El día de hoy ha quedado inscrito en la historia de la monarquía noruega. Tras la muerte de Harald V el pasado 28 de agosto, su hijo Haakon VIII ha acudido al Storting, el Parlamento, para prestar el juramento de fidelidad a la Constitución que formaliza uno de los grandes hitos del cambio de reinado. Pero no ha sido lo único histórico de la jornada. A su lado se encontraba su hija, Ingrid Alexandra, que desde la muerte de su abuelo se ha convertido oficialmente en princesa heredera, primera en la línea de sucesión al trono. Padre e hija han protagonizado una imagen inédita y cargada de simbolismo, en la que la princesa ha querido tener un guiño con su abuela, la reina Sonia, homenajeándola a través de la moda.
Para una ocasión de semejante trascendencia, y celebrada además en pleno periodo de duelo por su abuelo, Ingrid ha apostado, como era de esperar, por la máxima sobriedad. Ha elegido un vestido negro de riguroso luto, de silueta depurada y elegante, cerrado hasta el cuello, con escote a la caja y manga larga. Una elección de líneas clásicas que encaja perfectamente con la solemnidad del momento y que cumple el código de vestimenta al pie de la letra, pero sin renunciar a su esencia. Como nos explica Marta Callejo, experta en protocolo, el luto "no significa necesariamente abandonar completamente el estilo personal. Una persona puede mantener su silueta habitual y, mediante color, tejido, accesorios y maquillaje, adaptar esa identidad al protocolo funerario".
La moda como herramienta de comunicación
Como señala esta profesional, el protocolo en estos momentos delicados "no busca destacar a quien lo lleva, sino construir una imagen colectiva, fundamentalmente de respeto. Creo que, a día de hoy, podríamos decir que no consiste en aplicar una lista de prohibiciones, sino en entender qué necesita cada ceremonia y adaptar nuestra imagen a ella. El objetivo no es llamar la atención con el negro, sino desaparecer visualmente detrás del significado del acto. En los días inmediatamente posteriores a la muerte de un monarca, la ropa deja de ser una cuestión de tendencia para convertirse en un lenguaje de respeto. Por eso, vemos siluetas sencillas, abrigos estructurados, vestidos o trajes de líneas limpias y muy pocos elementos que puedan distraer de la solemnidad y el respeto".

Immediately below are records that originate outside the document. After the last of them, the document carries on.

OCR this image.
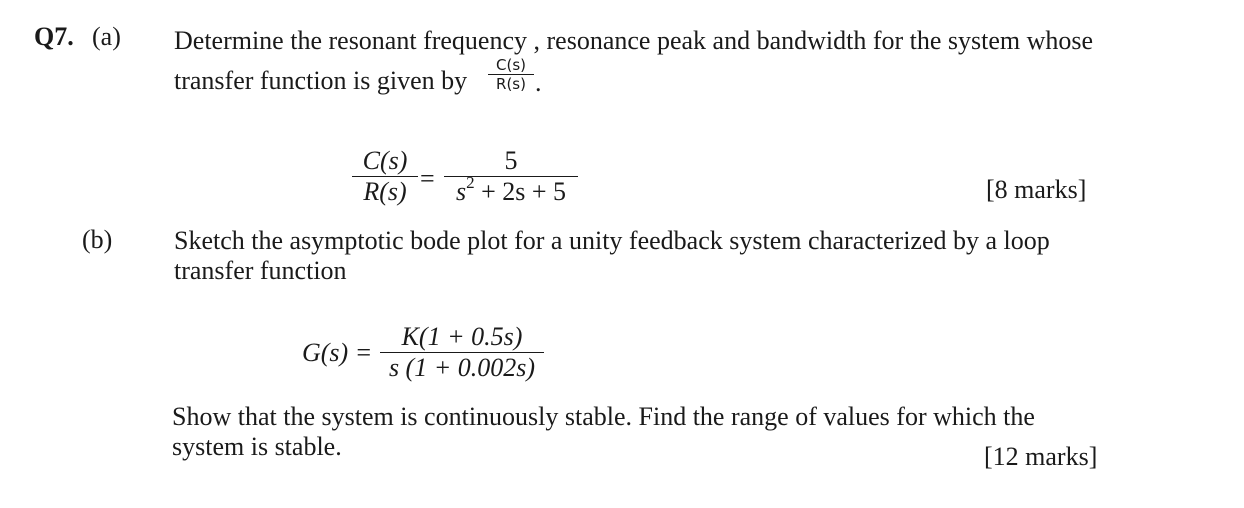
Q7. (a) Determine the resonant frequency , resonance peak and bandwidth for the system whose
transfer function is given by
C(s)
R(s) .
C(s)
R(s) =
5
$s^2 + 2s + 5$	[8 marks]
(b) Sketch the asymptotic bode plot for a unity feedback system characterized by a loop
transfer function
G(s) =
K(1 + 0.5s)
s (1 + 0.002s)
Show that the system is continuously stable. Find the range of values for which the
system is stable.	[12 marks]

En el caso de Ingrid, la elección de su look va más allá del evidente respeto a su abuelo, ya que ha querido también rendir homenaje a su abuela, la reina Sonia, apostando por un estilismo muy similar al que llevó ella en el juramento de Harald V en enero 1991. En aquel momento, la situación era similar. También acababa de fallecer el rey, en su caso, Olaf V. Las fotografías de aquella jornada muestran a la por aquel entonces recién estrenada reina consorte con un sobrio estilismo negro mientras acompañaba a Harald en el inicio de su reinado. Treinta y cinco años después, Ingrid recupera esa estética y respeto ante el duelo familiar, aunque reinterpretándola con códigos mucho más contemporáneos.
En lugar del tocado tipo casquete que lució su abuela, Ingrid ha preferido optar por una diadema. Eso sí, ambos diseños coinciden en estar rematados por un velo: clásico en el caso de Sonia, y con efecto red en el de su nieta.